I think that thinking about systems, stories, complexities, can help with this imagining, and reminding us that like, yes, we need to learn from history, but one of the things we can learn is hope, and the importance of building relationships and of coming together and finding a way through very different points of view – which is pretty much what I think the study of history is in a nutshell.

There is a great possibility that will come out of this period with a better understanding of our interconnectivity. That is the hope that I see when I’m trying to find a way to cope with our current world. And so I wonder if the ‘new we’ will, in some ways, be us all. And by ‘us all,’ I mean everybody who’s in your classroom.

COVID may result in entering into the future with more willingness to accept the uncertainty that defines not just our present, but also the past. I’ve been telling students: ‘think about how you’re feeling. Think about the uncertainty that surrounds us right now. We don’t know what this is going to look like.
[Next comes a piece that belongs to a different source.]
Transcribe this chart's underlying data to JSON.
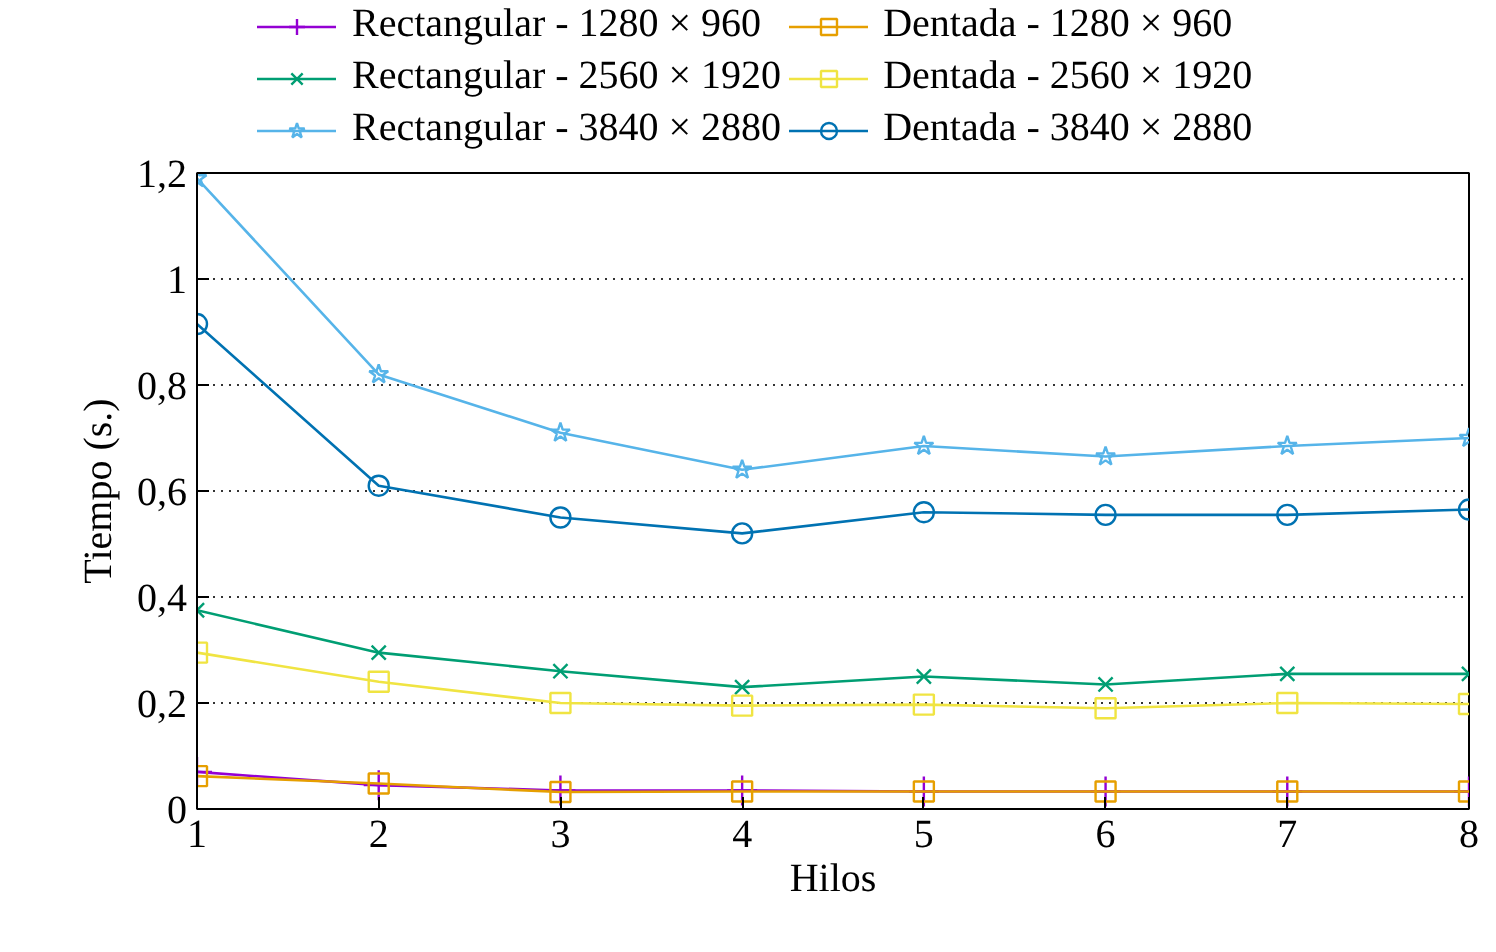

We don’t know what’s going to happen, when it’s going to happen, exactly how things will unfold, but yet people are making decisions that have impacts.’

It’s the same thinking that applies to the past. When you look at the past and you say, ‘well, they should’ve known better.’ It’s like, really? How could they have known better? Should they have known better?

How can we learn from the present and also apply it to our understanding of the past?

SC:        Mary, that’s so wonderful and that’s such a wonderful way to end. Thank you so much. I love this notion of really focusing on imagining by remembering our connectedness. Remembering the ‘we’ and that notion of resilience and hope, and the things we can all do, because we are all historical actors in framing what this story is going to be about.

Thank you so much. This was really great.

MC:        My pleasure. Thank you for having me.